When he talked in this strain, of his thrilling memories of the Terror and of the extraordinary days when Bonaparte was Emperor, Dan and Tom would listen to him by the hour. But Mrs. Frost preferred to hear the Marquis's reminiscences of the ancien régime and of the old court life at Versailles. He had been a page, he said, to the unfortunate Marie Antoinette; he would cross himself piously at the mention of the magic name, and digress rapturously upon her beauty and grace, and bemoan, with tears, her unhappy fate. She liked also to hear of the court of Napoleon and of the life of the faubourgs in the Paris of the day. On these occasions the young men were apt to slip away and leave the Marquis alone with Mrs. Frost and Nancy.

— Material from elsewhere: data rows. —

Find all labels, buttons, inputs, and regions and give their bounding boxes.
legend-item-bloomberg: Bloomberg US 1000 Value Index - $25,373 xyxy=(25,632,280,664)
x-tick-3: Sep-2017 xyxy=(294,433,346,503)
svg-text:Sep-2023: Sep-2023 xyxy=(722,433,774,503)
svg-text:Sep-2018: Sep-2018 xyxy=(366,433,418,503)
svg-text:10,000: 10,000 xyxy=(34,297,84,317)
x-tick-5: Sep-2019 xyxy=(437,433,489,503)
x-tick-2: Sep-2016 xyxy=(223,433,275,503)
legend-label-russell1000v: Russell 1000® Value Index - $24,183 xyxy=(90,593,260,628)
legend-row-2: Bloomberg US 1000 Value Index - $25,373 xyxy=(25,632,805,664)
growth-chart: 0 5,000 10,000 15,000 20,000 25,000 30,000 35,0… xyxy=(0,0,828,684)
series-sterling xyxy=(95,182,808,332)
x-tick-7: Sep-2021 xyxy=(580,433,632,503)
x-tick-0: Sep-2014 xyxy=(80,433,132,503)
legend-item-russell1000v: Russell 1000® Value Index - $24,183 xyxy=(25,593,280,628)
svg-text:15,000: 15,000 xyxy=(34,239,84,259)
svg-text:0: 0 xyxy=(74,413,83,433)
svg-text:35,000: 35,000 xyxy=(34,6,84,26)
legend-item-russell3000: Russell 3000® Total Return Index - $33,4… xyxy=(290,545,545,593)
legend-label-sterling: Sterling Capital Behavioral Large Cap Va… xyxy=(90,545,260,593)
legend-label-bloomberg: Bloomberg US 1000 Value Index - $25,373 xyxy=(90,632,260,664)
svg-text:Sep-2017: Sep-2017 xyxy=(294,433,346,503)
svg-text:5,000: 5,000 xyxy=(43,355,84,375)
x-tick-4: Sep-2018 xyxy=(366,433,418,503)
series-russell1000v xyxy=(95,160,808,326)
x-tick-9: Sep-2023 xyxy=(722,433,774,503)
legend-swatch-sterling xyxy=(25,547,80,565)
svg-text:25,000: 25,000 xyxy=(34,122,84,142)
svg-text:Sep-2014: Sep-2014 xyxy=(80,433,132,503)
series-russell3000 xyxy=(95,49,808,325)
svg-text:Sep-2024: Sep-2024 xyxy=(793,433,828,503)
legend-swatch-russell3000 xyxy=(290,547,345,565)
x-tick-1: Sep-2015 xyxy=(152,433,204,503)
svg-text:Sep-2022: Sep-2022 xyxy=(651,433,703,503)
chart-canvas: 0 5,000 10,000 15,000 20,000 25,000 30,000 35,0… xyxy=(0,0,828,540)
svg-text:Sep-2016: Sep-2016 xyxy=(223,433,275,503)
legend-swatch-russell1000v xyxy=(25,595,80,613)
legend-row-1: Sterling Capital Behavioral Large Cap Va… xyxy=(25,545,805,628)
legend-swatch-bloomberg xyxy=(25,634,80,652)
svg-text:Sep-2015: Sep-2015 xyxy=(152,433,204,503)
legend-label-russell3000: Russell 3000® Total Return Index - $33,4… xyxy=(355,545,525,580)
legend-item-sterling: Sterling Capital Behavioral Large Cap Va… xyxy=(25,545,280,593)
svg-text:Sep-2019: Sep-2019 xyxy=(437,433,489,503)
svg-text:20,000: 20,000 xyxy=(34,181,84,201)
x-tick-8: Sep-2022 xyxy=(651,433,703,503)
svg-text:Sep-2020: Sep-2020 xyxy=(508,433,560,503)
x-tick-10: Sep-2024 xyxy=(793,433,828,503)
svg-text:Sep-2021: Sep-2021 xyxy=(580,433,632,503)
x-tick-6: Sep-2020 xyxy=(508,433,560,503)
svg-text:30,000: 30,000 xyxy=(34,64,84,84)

For Nancy Monsieur de Boisdhyver seemed to have a fascination. She would listen absorbed to his voluble tales, her bright eyes fixed on his fantastic countenance, her head usually resting upon her hand, and her body bent forward in an attitude of eager attention. She rarely spoke even to ask a question; indeed, her only words would be an occasional exclamation of interest, or the briefest reply.

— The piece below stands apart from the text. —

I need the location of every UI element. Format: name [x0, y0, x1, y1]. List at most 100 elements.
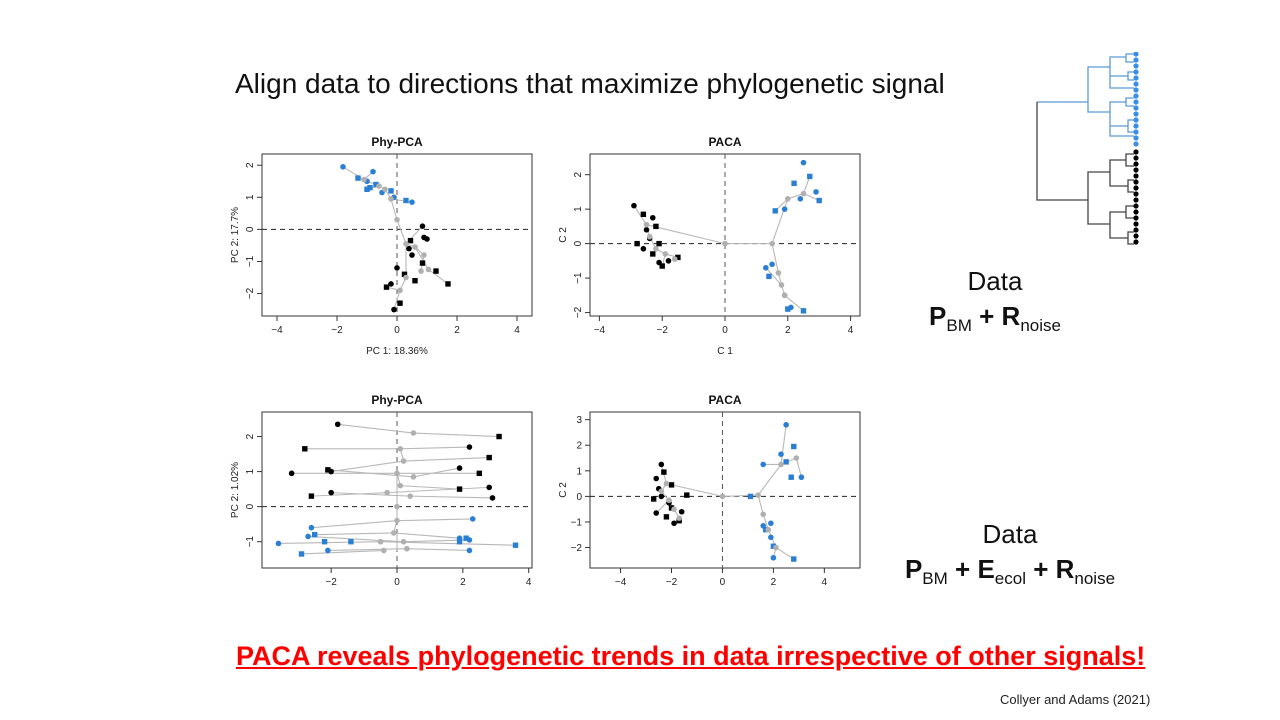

During the day their noble guest would potter about the house or, when the weather was fine, stroll down to the shore, where he would walk up and down the strip of sandy beach in the lee of the wind hour after hour. Now and then he wandered out upon the dunes that stretched along the Neck; and once, Dan afterwards learned, he paid a call upon old Mrs. Meath who lived by herself in the lonely farmhouse on Strathsey Neck, that was known as the House of the Dunes.